Als Anis Amri 2011 nach Italien übersetzt, ist er ein Krimineller auf der Flucht. Auch in Italien wird er straffällig, sitzt vier Jahre im Gefängnis, radikalisiert sich. Sein Asylgesuch: abgelehnt. Trotz Schengen und Eurodac-System erreichen diese Informationen die deutschen Behörden nicht. Das Asyl-Prozedere geht in Deutschland von vorne los. Dort muss Amri geduldet werden, weil Tunesien ihn nicht zurücknimmt. Als Geduldeter dürfte er sich gemäss Gesetz nicht frei bewegen. Doch Amri bewegt sich frei.

Es kommt noch besser: Bereits im September und nochmals im Oktober dieses Jahres warnte der marokkanische Geheimdienst den deutschen Geheimdienst vor konkreten Anschlagsplänen. Sogar gegenüber verdeckten Ermittlern gibt Amri zu, Terrorpläne zu hegen. Nichts passiert.

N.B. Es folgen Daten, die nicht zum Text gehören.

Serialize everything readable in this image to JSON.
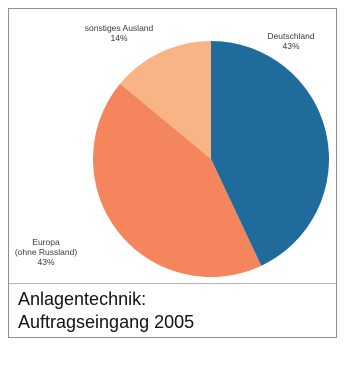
{
  "caption": {
    "line1": "Anlagentechnik:",
    "line2": "Auftragseingang 2005"
  },
  "chart_data": {
    "type": "pie",
    "title": "",
    "slices": [
      {
        "label": "Deutschland",
        "value": 43,
        "value_label": "43%",
        "color": "#1f6c9c"
      },
      {
        "label": "Europa\n(ohne Russland)",
        "value": 43,
        "value_label": "43%",
        "color": "#f5855c"
      },
      {
        "label": "sonstiges Ausland",
        "value": 14,
        "value_label": "14%",
        "color": "#f9b485"
      }
    ]
  }
}
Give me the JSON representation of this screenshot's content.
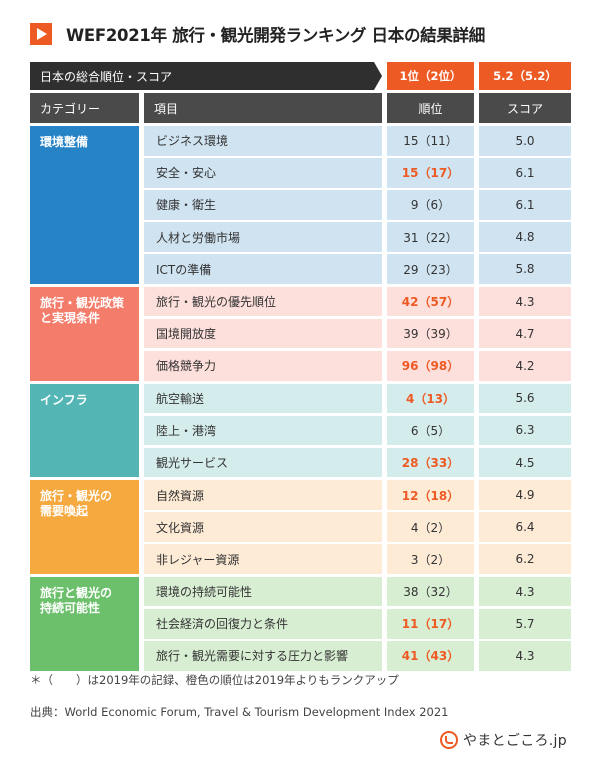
{
  "title": "WEF2021年 旅行・観光開発ランキング 日本の結果詳細",
  "overall": {
    "label": "日本の総合順位・スコア",
    "rank": "1位（2位）",
    "score": "5.2（5.2）"
  },
  "columns": {
    "category": "カテゴリー",
    "item": "項目",
    "rank": "順位",
    "score": "スコア"
  },
  "colors": {
    "accent": "#ee5a24",
    "header_dark": "#2f2f2f",
    "header_mid": "#4a4a4a"
  },
  "chart_data": {
    "type": "table",
    "groups": [
      {
        "category_lines": [
          "環境整備"
        ],
        "color": "#2683c6",
        "row_bg": "#cfe3f0",
        "rows": [
          {
            "item": "ビジネス環境",
            "rank": 15,
            "prev_rank": 11,
            "rank_text": "15（11）",
            "score": "5.0",
            "improved": false
          },
          {
            "item": "安全・安心",
            "rank": 15,
            "prev_rank": 17,
            "rank_text": "15（17）",
            "score": "6.1",
            "improved": true
          },
          {
            "item": "健康・衛生",
            "rank": 9,
            "prev_rank": 6,
            "rank_text": "9（6）",
            "score": "6.1",
            "improved": false
          },
          {
            "item": "人材と労働市場",
            "rank": 31,
            "prev_rank": 22,
            "rank_text": "31（22）",
            "score": "4.8",
            "improved": false
          },
          {
            "item": "ICTの準備",
            "rank": 29,
            "prev_rank": 23,
            "rank_text": "29（23）",
            "score": "5.8",
            "improved": false
          }
        ]
      },
      {
        "category_lines": [
          "旅行・観光政策",
          "と実現条件"
        ],
        "color": "#f47c6a",
        "row_bg": "#fde0dc",
        "rows": [
          {
            "item": "旅行・観光の優先順位",
            "rank": 42,
            "prev_rank": 57,
            "rank_text": "42（57）",
            "score": "4.3",
            "improved": true
          },
          {
            "item": "国境開放度",
            "rank": 39,
            "prev_rank": 39,
            "rank_text": "39（39）",
            "score": "4.7",
            "improved": false
          },
          {
            "item": "価格競争力",
            "rank": 96,
            "prev_rank": 98,
            "rank_text": "96（98）",
            "score": "4.2",
            "improved": true
          }
        ]
      },
      {
        "category_lines": [
          "インフラ"
        ],
        "color": "#54b5b5",
        "row_bg": "#d5ecec",
        "rows": [
          {
            "item": "航空輸送",
            "rank": 4,
            "prev_rank": 13,
            "rank_text": "4（13）",
            "score": "5.6",
            "improved": true
          },
          {
            "item": "陸上・港湾",
            "rank": 6,
            "prev_rank": 5,
            "rank_text": "6（5）",
            "score": "6.3",
            "improved": false
          },
          {
            "item": "観光サービス",
            "rank": 28,
            "prev_rank": 33,
            "rank_text": "28（33）",
            "score": "4.5",
            "improved": true
          }
        ]
      },
      {
        "category_lines": [
          "旅行・観光の",
          "需要喚起"
        ],
        "color": "#f5a93e",
        "row_bg": "#fdebd6",
        "rows": [
          {
            "item": "自然資源",
            "rank": 12,
            "prev_rank": 18,
            "rank_text": "12（18）",
            "score": "4.9",
            "improved": true
          },
          {
            "item": "文化資源",
            "rank": 4,
            "prev_rank": 2,
            "rank_text": "4（2）",
            "score": "6.4",
            "improved": false
          },
          {
            "item": "非レジャー資源",
            "rank": 3,
            "prev_rank": 2,
            "rank_text": "3（2）",
            "score": "6.2",
            "improved": false
          }
        ]
      },
      {
        "category_lines": [
          "旅行と観光の",
          "持続可能性"
        ],
        "color": "#6cc06c",
        "row_bg": "#d8eed3",
        "rows": [
          {
            "item": "環境の持続可能性",
            "rank": 38,
            "prev_rank": 32,
            "rank_text": "38（32）",
            "score": "4.3",
            "improved": false
          },
          {
            "item": "社会経済の回復力と条件",
            "rank": 11,
            "prev_rank": 17,
            "rank_text": "11（17）",
            "score": "5.7",
            "improved": true
          },
          {
            "item": "旅行・観光需要に対する圧力と影響",
            "rank": 41,
            "prev_rank": 43,
            "rank_text": "41（43）",
            "score": "4.3",
            "improved": true
          }
        ]
      }
    ]
  },
  "footnote": "＊（　　）は2019年の記録、橙色の順位は2019年よりもランクアップ",
  "source": "出典：World Economic Forum, Travel & Tourism Development Index 2021",
  "logo_text": "やまとごころ.jp"
}
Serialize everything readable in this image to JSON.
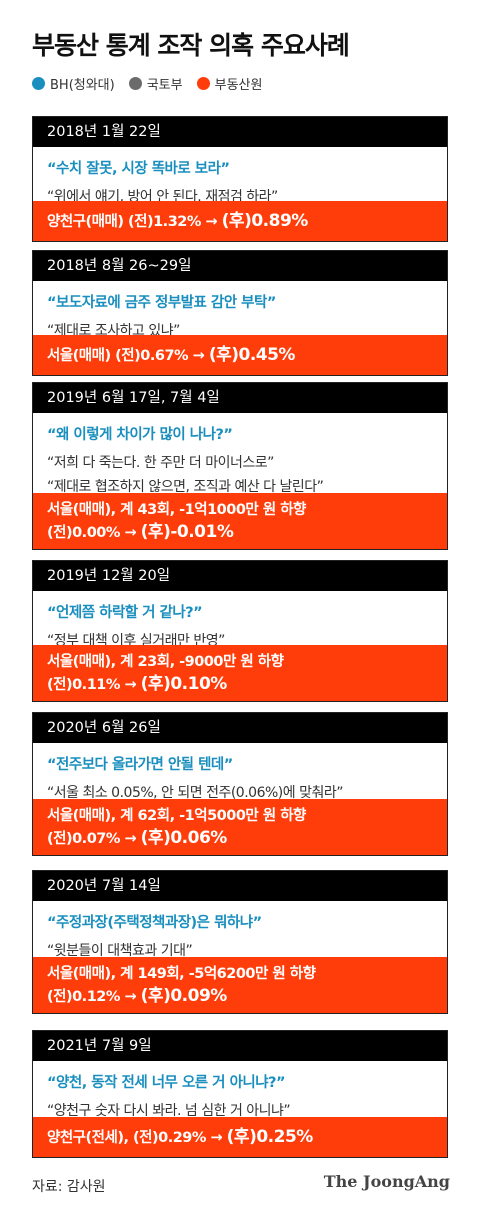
{
  "title": "부동산 통계 조작 의혹 주요사례",
  "legend": [
    {
      "label": "BH(청와대)",
      "color": "#1a8fbf"
    },
    {
      "label": "국토부",
      "color": "#6b6b6b"
    },
    {
      "label": "부동산원",
      "color": "#ff3d0a"
    }
  ],
  "cards": [
    {
      "date": "2018년 1월 22일",
      "quote": "“수치 잘못, 시장 똑바로 보라”",
      "subs": [
        "“위에서 얘기, 방어 안 된다. 재점검 하라”"
      ],
      "bar": [
        {
          "a": "양천구(매매)  (전)1.32% → ",
          "b": "(후)0.89%"
        }
      ]
    },
    {
      "date": "2018년 8월 26~29일",
      "quote": "“보도자료에 금주 정부발표 감안 부탁”",
      "subs": [
        "“제대로 조사하고 있냐”"
      ],
      "bar": [
        {
          "a": "서울(매매) (전)0.67% → ",
          "b": "(후)0.45%"
        }
      ]
    },
    {
      "date": "2019년 6월 17일, 7월 4일",
      "quote": "“왜 이렇게 차이가 많이 나나?”",
      "subs": [
        "“저희 다 죽는다. 한 주만 더 마이너스로”",
        "“제대로 협조하지 않으면, 조직과 예산 다 날린다”"
      ],
      "bar": [
        {
          "a": "서울(매매), 계 43회, -1억1000만 원 하향",
          "b": ""
        },
        {
          "a": "(전)0.00% → ",
          "b": "(후)-0.01%"
        }
      ]
    },
    {
      "date": "2019년 12월 20일",
      "quote": "“언제쯤 하락할 거 같나?”",
      "subs": [
        "“정부 대책 이후 실거래만 반영”"
      ],
      "bar": [
        {
          "a": "서울(매매), 계 23회, -9000만 원 하향",
          "b": ""
        },
        {
          "a": "(전)0.11% → ",
          "b": "(후)0.10%"
        }
      ]
    },
    {
      "date": "2020년 6월 26일",
      "quote": "“전주보다 올라가면 안될 텐데”",
      "subs": [
        "“서울 최소 0.05%, 안 되면 전주(0.06%)에 맞춰라”"
      ],
      "bar": [
        {
          "a": "서울(매매), 계 62회, -1억5000만 원 하향",
          "b": ""
        },
        {
          "a": "(전)0.07% → ",
          "b": "(후)0.06%"
        }
      ]
    },
    {
      "date": "2020년 7월 14일",
      "quote": "“주정과장(주택정책과장)은 뭐하냐”",
      "subs": [
        "“윗분들이 대책효과 기대”"
      ],
      "bar": [
        {
          "a": "서울(매매), 계 149회, -5억6200만 원 하향",
          "b": ""
        },
        {
          "a": "(전)0.12% → ",
          "b": "(후)0.09%"
        }
      ]
    },
    {
      "date": "2021년 7월 9일",
      "quote": "“양천, 동작 전세 너무 오른 거 아니냐?”",
      "subs": [
        "“양천구 숫자 다시 봐라. 넘 심한 거 아니냐”"
      ],
      "bar": [
        {
          "a": "양천구(전세), (전)0.29% → ",
          "b": "(후)0.25%"
        }
      ]
    }
  ],
  "footer": {
    "source": "자료: 감사원",
    "logo": "The JoongAng"
  }
}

Nicht nur in Deutschland, auch in der Schweiz ertönt jetzt der Ruf nach schärferen Gesetzen. Doch ein Ausbau der Präventivhaft wäre ein weiterer, gefährlicher Schritt Richtung Gesinnungsjustiz. Der Rechtsstaat kennt Grenzen, Terroristen kennen keine. Dieses Dilemma ist nicht zu lösen. Aber bestehende Gesetze müssen konsequent durchgesetzt werden. Denn versagt der Staat wie im Fall von Anis Amri, stirbt als nächstes der Rechtstaat.